Last week, Swarthmore’s very own Kick Coke Campaign won an impressive victory — after much discussion and debate, the President’s staff decided it was time to stop selling bottled Coke products at Essie Mae’s and at the Kohlberg and Science Center coffee bars. I commend the administration for taking this step that pressures Coca-Cola to improve its business practices and to end its human rights abuses. Equally important, I thank the Kick Coke Campaign for not only achieving a tangible and significant victory, but also for demonstrating that student organizing can indeed shift institutional power. It’s an example I think a lot of students at Swarthmore can (and should) learn from.
Still, it’s only a small step. Swarthmore is but a small school, and the bottled soft drinks remain but a fraction of our contract; simply put, Coca-Cola isn’t likely to give in yet. My point, however, is not to criticize the Kick Coke activists’ work or goals but rather to say, “Great! Now Swarthmore needs to take it one step further!” Victories are important, and sometimes it’s necessary to take what you can get; but it’s also important not to stop organizing until one’s demands are fully met, or at the very least, until an appropriate compromise can be made. A small victory can be a cause for celebration, but it doesn’t mean the pressure has to stop.
I think this is another lesson Swatties could stand to learn, both for their own organizing and in response to the skeptical (if not hostile) attitudes they often throw at others’ efforts. I’ve too-often heard the “Can’t you just stop already? Didn’t you get what you wanted?” In many cases - such as with Coke - the most appropriate answer is “Yes, but not all of it.” I’ve come to think of this as a “Double-Fisting” approach to activism — that is, you hold your victories firmly in one hand, but you continue struggling or fighting (non-violently) with the other.
(Unfortunately, I couldn’t think of a figure skating metaphor this week, but in digging down to my elementary school physical education memories, a new metaphor dawned on me — the rope ladder. Climbing, hand over hand, fist over fist, to get to the top: you can’t reach higher unless you’ve got a firm grip.

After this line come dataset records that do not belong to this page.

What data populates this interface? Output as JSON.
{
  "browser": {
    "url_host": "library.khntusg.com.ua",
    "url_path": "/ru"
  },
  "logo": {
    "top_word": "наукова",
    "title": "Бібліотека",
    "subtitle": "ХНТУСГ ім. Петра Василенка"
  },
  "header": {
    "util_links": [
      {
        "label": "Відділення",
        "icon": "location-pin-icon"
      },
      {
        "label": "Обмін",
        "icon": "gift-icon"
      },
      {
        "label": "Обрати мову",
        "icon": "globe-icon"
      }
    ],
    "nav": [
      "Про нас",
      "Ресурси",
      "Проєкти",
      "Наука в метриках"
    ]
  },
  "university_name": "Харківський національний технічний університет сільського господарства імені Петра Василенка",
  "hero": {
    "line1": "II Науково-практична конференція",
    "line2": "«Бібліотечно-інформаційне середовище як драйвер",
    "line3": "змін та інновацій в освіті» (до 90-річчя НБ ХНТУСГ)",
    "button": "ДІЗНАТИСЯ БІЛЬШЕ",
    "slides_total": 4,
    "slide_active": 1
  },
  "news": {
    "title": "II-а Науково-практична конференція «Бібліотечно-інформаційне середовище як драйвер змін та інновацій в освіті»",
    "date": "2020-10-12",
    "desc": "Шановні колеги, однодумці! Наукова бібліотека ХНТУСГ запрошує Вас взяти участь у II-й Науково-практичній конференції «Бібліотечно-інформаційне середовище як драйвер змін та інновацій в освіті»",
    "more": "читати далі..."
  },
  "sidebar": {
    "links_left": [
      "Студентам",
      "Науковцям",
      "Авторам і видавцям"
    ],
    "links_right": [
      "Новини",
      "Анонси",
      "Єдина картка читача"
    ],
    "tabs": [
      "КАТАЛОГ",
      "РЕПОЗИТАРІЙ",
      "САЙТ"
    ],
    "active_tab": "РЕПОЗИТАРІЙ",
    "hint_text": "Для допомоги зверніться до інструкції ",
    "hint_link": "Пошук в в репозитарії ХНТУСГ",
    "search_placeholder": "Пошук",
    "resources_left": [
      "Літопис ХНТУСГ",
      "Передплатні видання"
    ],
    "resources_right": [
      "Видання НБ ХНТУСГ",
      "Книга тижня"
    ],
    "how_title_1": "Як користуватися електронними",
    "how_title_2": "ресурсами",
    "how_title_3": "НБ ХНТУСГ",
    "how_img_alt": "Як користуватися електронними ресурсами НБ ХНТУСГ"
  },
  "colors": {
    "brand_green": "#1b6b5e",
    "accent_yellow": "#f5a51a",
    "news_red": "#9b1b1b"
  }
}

Most importantly, it wouldn’t be possible without all of those little knots along the way.)
The key aspect of this extended metaphor is the ability to strategize — to not only organize various actions, but to employ tactics in timely and effective ways to meet specific goals AND to understand how those tactics and demands fit into a larger picture.
My experiences have shown me that there are many activists, advocates, and especially students that have good intentions or progressive politics, but don’t make the effort to organize specific campaigns, to strategize, or to evaluate their work periodically to assure their targets are being met. It’s important to have goals such as ending racism or heterosexism, eradicating poverty, or improving the environment, but it is equally important to develop dynamic and possible means of addressing those problems. Critiquing, resisting, and volunteering are all important tools towards meeting one’s goals; however, organizing must also be part of the equation in order to create meaningful and tangible solutions.
The Kick Coke Campaign, like few others at Swat, provides a unique example of students’ abilities to steadily increase pressure, which, as it is built upon, yields victories closer and closer to the main goal. As the official College press release indicates, this discontinuation of bottled products “follows the College’s decision in 2005 to vote in favor of a shareholder resolution calling for an independent investigation of Coke’s practices in Colombia, and an October 2005 letter to Coca-Cola by the Swarthmore administration expressing concern about its alleged human rights abuses.” I would be surprised if the College engaged in these tactics of their own volition; rather, I would suspect that these steps too were achieved through consistent pressure from students.
In addition, a campaign like this does indeed begin to address wider issues, such as global poverty and racism (as precipitated by global trade), workers’ rights to organize and to work in safe and healthy environments, and questions about use of natural resources (particularly water distribution). In the context of these actions and issues, then, a few (hundred? thousand? more?) bottles of Coke begin to add up.
So, after spring break, when we students find ourselves with a new menu of soda options, I hope that we’ll remember that the switch was not for nothing, but also that the campaign will not be over until Coca-Cola cleans up its practices. It may sound too poetic, but perhaps we’ll all hold our bottles in one hand, while we raise our other fists in the air.